El titular de la FIAS, Raúl Castañón aseguró que Santa Cruz no es ajena a lo que ocurre en toda la región, que afronta un duro avance de la desertificación, impulsado por las sequías de los últimos años. El INTA Chubut estimó en nueve años los requeridos por los campos chubutenses, “y Santa Cruz está en esos años y más también” dijo el dirigente rural.
El dirigente rural estimó que “Santa Cruz no escapa al proceso de desertificación que se está dando en la región”, y planteó que “siempre que llueva, para recuperar los campos, vamos a estar en esa cantidad de años y más también”, y aclaró que “si vemos lo que ha ocurrido en la Zona Norte, que es la que tiene una desertificación más avanzada, si observamos los campos que se vaciaron de hacienda, con posterioridad de la erupción del Hudson en 1991 a la fecha, luego de 20 años, hay campos, que sin hacienda, no han acusado esa descarga y lejos de eso están muy parecidos o más deteriorados que cuando ocurrió lo del volcán”.
Así ejemplificó Castañón, toda vez que el ganado ovino, si no es bien manejado, es una de las causantes de la desertificación.
También señaló la superpoblación de guanaco que ocurre en algunos sectores de la provincia, que también “mantienen una presión de pastoreo y es una carga importante en el campo”.
“El proceso de desertificación está instalado, es complejo y no hay que ahorrar esfuerzo para evitarlo. Es difícil por ahí equilibrar la producción con el cuidado ambiental, pero hay que lograrlo, ya que el capital que tenemos, quienes criamos las ovejas, es la tierra, porque es el lugar para que se desarrollen, por lo que hay que cuidarlo”.
“Por lo que la responsabilidad del productor es esencial para evitar el avance de la desertificación, estando atento para hacer las descargas correspondientes en estas épocas de sequía, de tal manera de cuidar el principal capital que tiene, que es el campo y no la hacienda, como algunos piensan”.
Manejo acordado
“El problema nuestro es muy parecido al de Chubut, y requiere un cuidado muy importante con eso. Muchos productores están tomando los recaudos necesarios, pero las sequías de estos años han sido tan pronunciadas que nos han obligado a que las descargas sean cada vez mayores, y por ahí transforman la explotación en no rentable”.
Por eso, este tema es seguido con preocupación por la FIAS. Castañón aseguró que “esto ya lo venimos hablando hace tiempo con el INTA, el Consejo Agrario, con el gobierno provincial, de que particularmente para nuestra provincia y toda la Patagonia, se deben ir fijando políticas de manejo, donde se pueda hacer una explotación más intensiva, con asistencia de forraje y alimento balanceado, con mucha menos carga de hacienda y más sectorizada en algunos lugares del campo, en base al recurso del agua” sostuvo.
Reconoció el dirigente que quizás este tipo de propuesta no es ajustable a todas las producciones, pero “hay que intentar hacerlo para la gran mayoría y para todas aquellas que se puedan, porque esto reducirá las pérdidas, por lo que hay que destinar fondos y trabajo en eso”.
Castañón recordó que en la medida que otros recursos naturales vayan declinando, como el caso del petróleo, del gas, tenemos que hacer un aporte al medio ambiente para que la ganadería sea sostenible en el tiempo y si es bien manejado no tiene fin. Pero sí tiene un llamado importante y alerta en cuanto a lo ambiental, sobre todo en lo climático, algo que en estos tiempos se puede observar con gran magnitud”.
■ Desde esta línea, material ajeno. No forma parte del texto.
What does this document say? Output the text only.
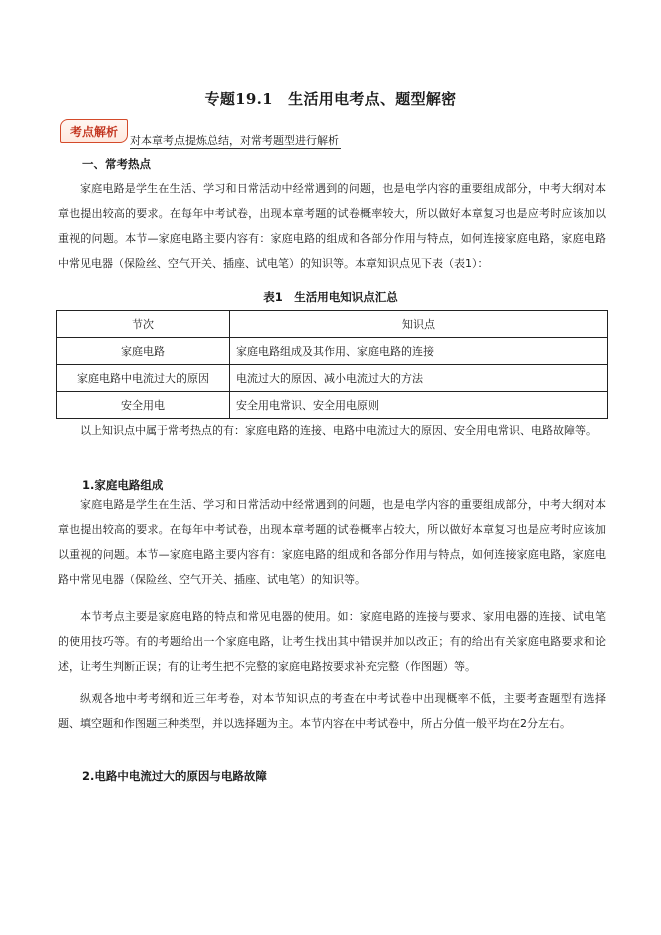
专题19.1　生活用电考点、题型解密
考点解析
对本章考点提炼总结，对常考题型进行解析
一、常考热点
家庭电路是学生在生活、学习和日常活动中经常遇到的问题，也是电学内容的重要组成部分，中考大纲对本章也提出较高的要求。在每年中考试卷，出现本章考题的试卷概率较大，所以做好本章复习也是应考时应该加以重视的问题。本节—家庭电路主要内容有：家庭电路的组成和各部分作用与特点，如何连接家庭电路，家庭电路中常见电器（保险丝、空气开关、插座、试电笔）的知识等。本章知识点见下表（表1）：
表1　生活用电知识点汇总
节次	知识点
家庭电路	家庭电路组成及其作用、家庭电路的连接
家庭电路中电流过大的原因	电流过大的原因、减小电流过大的方法
安全用电	安全用电常识、安全用电原则
以上知识点中属于常考热点的有：家庭电路的连接、电路中电流过大的原因、安全用电常识、电路故障等。
1.家庭电路组成
家庭电路是学生在生活、学习和日常活动中经常遇到的问题，也是电学内容的重要组成部分，中考大纲对本章也提出较高的要求。在每年中考试卷，出现本章考题的试卷概率占较大，所以做好本章复习也是应考时应该加以重视的问题。本节—家庭电路主要内容有：家庭电路的组成和各部分作用与特点，如何连接家庭电路，家庭电路中常见电器（保险丝、空气开关、插座、试电笔）的知识等。
本节考点主要是家庭电路的特点和常见电器的使用。如：家庭电路的连接与要求、家用电器的连接、试电笔的使用技巧等。有的考题给出一个家庭电路，让考生找出其中错误并加以改正；有的给出有关家庭电路要求和论述，让考生判断正误；有的让考生把不完整的家庭电路按要求补充完整（作图题）等。
纵观各地中考考纲和近三年考卷，对本节知识点的考查在中考试卷中出现概率不低，主要考查题型有选择题、填空题和作图题三种类型，并以选择题为主。本节内容在中考试卷中，所占分值一般平均在2分左右。
2.电路中电流过大的原因与电路故障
Ejemplo de eso es la sequía que se viene produciendo por cambio climático en el Departamento Güer Aike, el más productivo de la provincia, “algo que era impensado años atrás”.
Respecto del trabajo del INTA en esta materia, el presidente de FIAS destacó que “hay informes del INTA de la estación experimental de Gobernador Gregores, del año 1950, donde ya venía advirtiendo el inicio de la desertificación, que son perfectamente aplicables al día de hoy”, señaló.